On va me reprocher d’accepter, au nom de l’humour ou au nom de principes, des blagues, des propos, des textes qui favorisent le maintien, voire le renforcement, de graves inégalités, d’injustices, de discriminations. Eh bien oui, je les accepte. Il faut lutter contre les injustices, mais pas par n’importe quel moyen, pas en faisant feu de tout bois. Il faut accepter que la lutte ne soit pas totale, absolue. Oui, certaines blagues peuvent faire perdurer des préjugés ; oui, certains discours peuvent, indirectement, maintenir des injustices.

Mais d’une part, ce n’est pas en stigmatisant leurs auteurs en permanence, voire en les traînant devant les tribunaux, qu’on va faire disparaître les inégalités ou les principes qui en sont à l’origine ; parfois même, c’est contre-productif. Et d’autre part, il vaut quand même mieux les garder que de chercher à les supprimer à tout prix, parce qu’alors le remède serait pire que le mal. On peut appliquer à toute liberté ce que Mitterrand disait de la liberté de la presse : « La liberté présente des inconvénients ; mais moins que l’absence de liberté ».

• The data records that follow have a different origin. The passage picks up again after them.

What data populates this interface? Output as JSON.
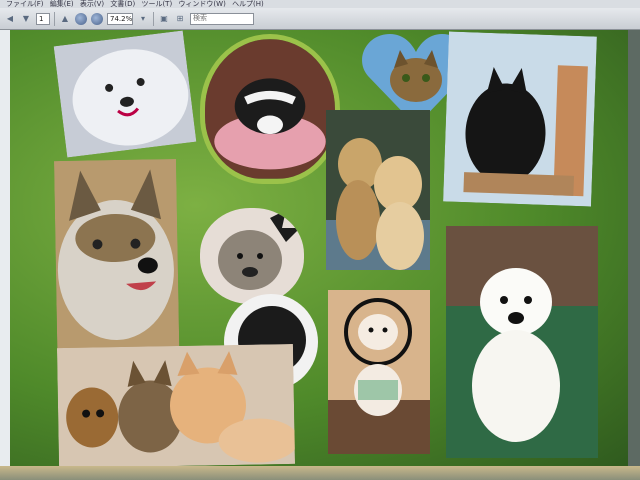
{
  "menubar": {
    "items": [
      "ファイル(F)",
      "編集(E)",
      "表示(V)",
      "文書(D)",
      "ツール(T)",
      "ウィンドウ(W)",
      "ヘルプ(H)"
    ]
  },
  "toolbar": {
    "page_number": "1",
    "zoom": "74.2%",
    "search_placeholder": "検索"
  },
  "photos": [
    {
      "name": "white-spitz"
    },
    {
      "name": "black-white-dog-apple-frame"
    },
    {
      "name": "tabby-cat-heart"
    },
    {
      "name": "black-cat"
    },
    {
      "name": "husky-mix"
    },
    {
      "name": "two-golden-retrievers"
    },
    {
      "name": "grey-poodle-speech-bubble"
    },
    {
      "name": "black-poodle-bubble"
    },
    {
      "name": "white-dog-cone"
    },
    {
      "name": "white-puppy"
    },
    {
      "name": "cats-and-chihuahua"
    }
  ]
}
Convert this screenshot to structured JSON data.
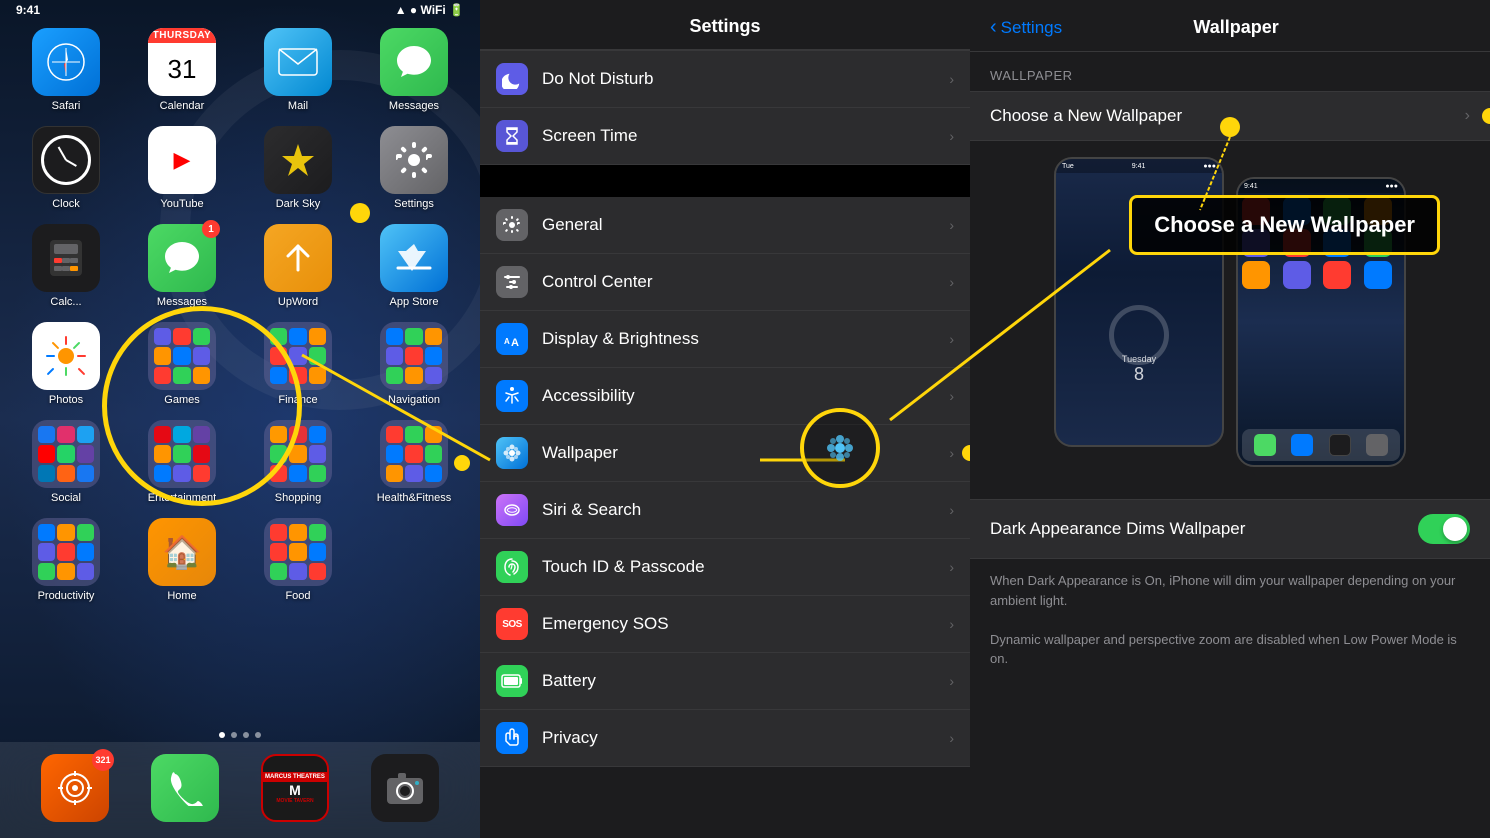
{
  "homeScreen": {
    "statusBar": {
      "time": "9:41",
      "signal": "●●●●○",
      "wifi": "WiFi",
      "battery": "100%"
    },
    "apps": [
      {
        "id": "safari",
        "label": "Safari",
        "type": "safari"
      },
      {
        "id": "calendar",
        "label": "Calendar",
        "type": "calendar",
        "headerText": "Thursday",
        "dayText": "31"
      },
      {
        "id": "mail",
        "label": "Mail",
        "type": "mail"
      },
      {
        "id": "messages",
        "label": "Messages",
        "type": "messages"
      },
      {
        "id": "clock",
        "label": "Clock",
        "type": "clock"
      },
      {
        "id": "youtube",
        "label": "YouTube",
        "type": "youtube"
      },
      {
        "id": "darksky",
        "label": "Dark Sky",
        "type": "darksky"
      },
      {
        "id": "settings",
        "label": "Settings",
        "type": "settings"
      },
      {
        "id": "calculator",
        "label": "Calculator",
        "type": "calculator"
      },
      {
        "id": "messages2",
        "label": "Messages",
        "type": "messages2",
        "badge": "1"
      },
      {
        "id": "upword",
        "label": "UpWord",
        "type": "upword"
      },
      {
        "id": "appstore",
        "label": "App Store",
        "type": "appstore"
      },
      {
        "id": "photos",
        "label": "Photos",
        "type": "photos"
      },
      {
        "id": "games",
        "label": "Games",
        "type": "games"
      },
      {
        "id": "finance",
        "label": "Finance",
        "type": "finance"
      },
      {
        "id": "navigation",
        "label": "Navigation",
        "type": "navigation"
      },
      {
        "id": "social",
        "label": "Social",
        "type": "social"
      },
      {
        "id": "entertainment",
        "label": "Entertainment",
        "type": "entertainment"
      },
      {
        "id": "shopping",
        "label": "Shopping",
        "type": "shopping"
      },
      {
        "id": "healthfitness",
        "label": "Health&Fitness",
        "type": "healthfitness"
      },
      {
        "id": "productivity",
        "label": "Productivity",
        "type": "productivity"
      },
      {
        "id": "home",
        "label": "Home",
        "type": "home"
      },
      {
        "id": "food",
        "label": "Food",
        "type": "food"
      }
    ],
    "dock": [
      {
        "id": "overcast",
        "label": "Overcast",
        "badge": "321"
      },
      {
        "id": "phone",
        "label": "Phone"
      },
      {
        "id": "marcus",
        "label": "Marcus Theatres"
      },
      {
        "id": "camera",
        "label": "Camera"
      }
    ]
  },
  "settingsPanel": {
    "title": "Settings",
    "items": [
      {
        "id": "do-not-disturb",
        "label": "Do Not Disturb",
        "iconType": "moon",
        "iconColor": "#5e5ce6"
      },
      {
        "id": "screen-time",
        "label": "Screen Time",
        "iconType": "hourglass",
        "iconColor": "#5856d6"
      },
      {
        "id": "separator"
      },
      {
        "id": "general",
        "label": "General",
        "iconType": "gear",
        "iconColor": "#636366"
      },
      {
        "id": "control-center",
        "label": "Control Center",
        "iconType": "sliders",
        "iconColor": "#636366"
      },
      {
        "id": "display-brightness",
        "label": "Display & Brightness",
        "iconType": "text-aa",
        "iconColor": "#007aff"
      },
      {
        "id": "accessibility",
        "label": "Accessibility",
        "iconType": "accessibility",
        "iconColor": "#007aff"
      },
      {
        "id": "wallpaper",
        "label": "Wallpaper",
        "iconType": "flowers",
        "iconColor": "#007aff",
        "highlighted": true
      },
      {
        "id": "siri-search",
        "label": "Siri & Search",
        "iconType": "siri",
        "iconColor": "#8e8e93"
      },
      {
        "id": "touch-id",
        "label": "Touch ID & Passcode",
        "iconType": "fingerprint",
        "iconColor": "#30d158"
      },
      {
        "id": "emergency-sos",
        "label": "Emergency SOS",
        "iconType": "sos",
        "iconColor": "#ff3b30"
      },
      {
        "id": "battery",
        "label": "Battery",
        "iconType": "battery",
        "iconColor": "#30d158"
      },
      {
        "id": "privacy",
        "label": "Privacy",
        "iconType": "hand",
        "iconColor": "#007aff"
      }
    ]
  },
  "wallpaperPanel": {
    "backLabel": "Settings",
    "title": "Wallpaper",
    "sectionLabel": "WALLPAPER",
    "chooseLabel": "Choose a New Wallpaper",
    "darkAppearanceLabel": "Dark Appearance Dims Wallpaper",
    "darkAppearanceEnabled": true,
    "descriptionLine1": "When Dark Appearance is On, iPhone will dim your wallpaper depending on your ambient light.",
    "descriptionLine2": "Dynamic wallpaper and perspective zoom are disabled when Low Power Mode is on.",
    "calloutText": "Choose a New Wallpaper"
  }
}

De même que le risque zéro n’existe pas, on ne peut pas empêcher tout ce qui a des conséquences négatives. L’État doit maintenir les libertés fondamentales pour tous : la censure légale est donc inenvisageable. Et quant à l’autocensure, mieux vaut une société dans laquelle on fait des blagues sur les femmes et où on essaye, par ailleurs, de lutter contre les discriminations dont elles sont victimes, qu’une société de l’autocontrôle permanent, aseptisée, dans laquelle tout le monde marcherait en permanence sur des œufs. Si, à chaque mot qu’on dit, on doit imaginer les conséquences pour la dixième génération, on ne vit plus. La liberté d’expression doit être limitée, mais si ces limites sont trop étroites, elles la tueront.